Navy Unmanned Task Force Lead: Common Control System Critical to Enable Artificial Intelligence

An MH-60S Sea Hawk and MQ-8C Fire Scout unmanned aerial vehicle, assigned to Helicopter Sea Combat Squadron 23, conduct concurrent flight operations as a manned-unmanned team while embarked on the Independence-variant littoral combat ship USS Jackson (LCS 6) . US Navy / Lt. jg Alexandra Green

ARLINGTON, Va. The head of the Navy’s Unmanned Task Force said a control system common for aerial, surface and underwater unmanned systems is still the goal as the Navy develops and fields unmanned systems for the fleet, and is critical to enabling artificial intelligence for data management.

“Certainly,” said Michael Stewart, leader of the Unmanned Task Force, speaking to reporters May 25 at the Pentagon, when asked if the Common Control System is progressing to operate for all three domains.

“If you’re going to enable AI [artificial intelligence]if you’re going to have multiple sensors, you have to solve the open-architecture data management problem and you have to have a common control system so that you can take all of this sensor data and then put it in something where you can run the algorithms,” Stewart said.

“We’ve talked with some of our allies of their journey through that it only highlighted that that is the critically important thing,” he said. “When I showed up at NATO at first, some people were talking about standards and open architecture, I really didn’t understand the importance of it.

“Now that I’ve seen it in operation with some of the allies, I understand critically why it’s important and why we have to go do that right, because if you want to make AI a thing with a whole bunch of different sensors, you ‘ve got to be able to do that,’ he said.

The Unmanned Task Force is a team of teams with the mission of “bending the curve” of fielding unmanned systems to solve operational problems and deliver solutions more rapidly.

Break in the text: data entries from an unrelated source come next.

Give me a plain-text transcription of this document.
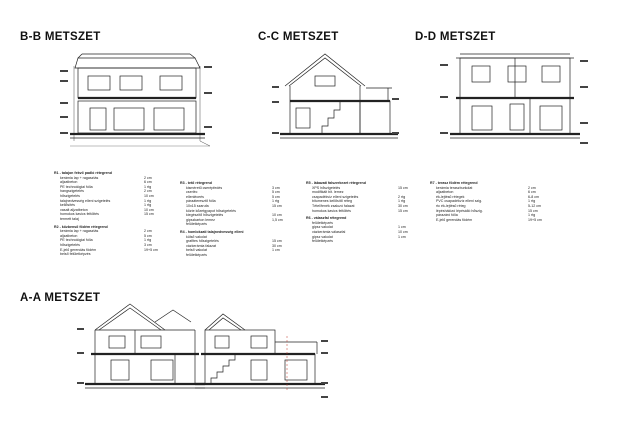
B-B METSZET	C-C METSZET	D-D METSZET
A-A METSZET
R1 - talajon fekvő padló rétegrend
kerámia lap + ragasztás	2 cm
aljzatbeton	6 cm
PE technológiai fólia	1 rtg
hangszigetelés	2 cm
hőszigetelés	10 cm
talajnedvesség elleni szigetelés	1 rtg
kellősítés	1 rtg
vasalt aljzatbeton	10 cm
homokos kavics feltöltés	15 cm
termett talaj
R2 - közbenső födém rétegrend
kerámia lap + ragasztás	2 cm
aljzatbeton	5 cm
PE technológiai fólia	1 rtg
hőszigetelés	3 cm
E-jelű gerendás födém	19+5 cm
belső felületképzés
R3 - tető rétegrend
kisméretű cserépfedés	3 cm
cserléc	5 cm
ellenléceés	5 cm
páraáteresztő fólia	1 rtg
10x15 szarufa	15 cm
közte kőzetgyapot hőszigetelés
kiegészítő hőszigetelés	10 cm
gipszkarton lemez	1,5 cm
felületképzés
R4 - homlokzati talajnedvesség elleni
külső vakolat
grafites hőszigetelés	15 cm
vázkerámia falazat	30 cm
belső vakolat	1 cm
felületképzés
R5 - lábazati falszerkezet rétegrend
XPS hőszigetelés	15 cm
modifikált bit. lemez
csapadékvíz elleni szigetelés	2 rtg
bitumenes kellősítő réteg	1 rtg
Tétel/fenék zsaluzó falazat	30 cm
homokos kavics feltöltés	15 cm
R6 - válaszfal rétegrend
felületképzés
gipsz vakolat	1 cm
vázkerámia válaszfal	10 cm
gipsz vakolat	1 cm
felületképzés
R7 - terasz födém rétegrend
kerámia teraszburkolat	2 cm
aljzatbeton	6 cm
ék-lejtésű rétegek	6-8 cm
PVC csapadékvíz elleni szig.	1 rtg
rtc ék-lejtésű réteg	5-12 cm
lépéshálózó lépésálló hőszig.	15 cm
párazáró fólia	1 rtg
E-jelű gerendás födém	19+5 cm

“We’re doing unmanned to solve operational problems; we’re doing artificial intelligence to solve operational problems,” Stewart said.

He also said funding had to be very agile to move funding around portfolios to achieve rapid development where it is needed most.

Stewart said the task force wants experimentation to establish the relative value of various unmanned concepts and systems while “dispelling the mythology of unmanned and AI.”

“Let’s let them prove what we think they can do,” he said.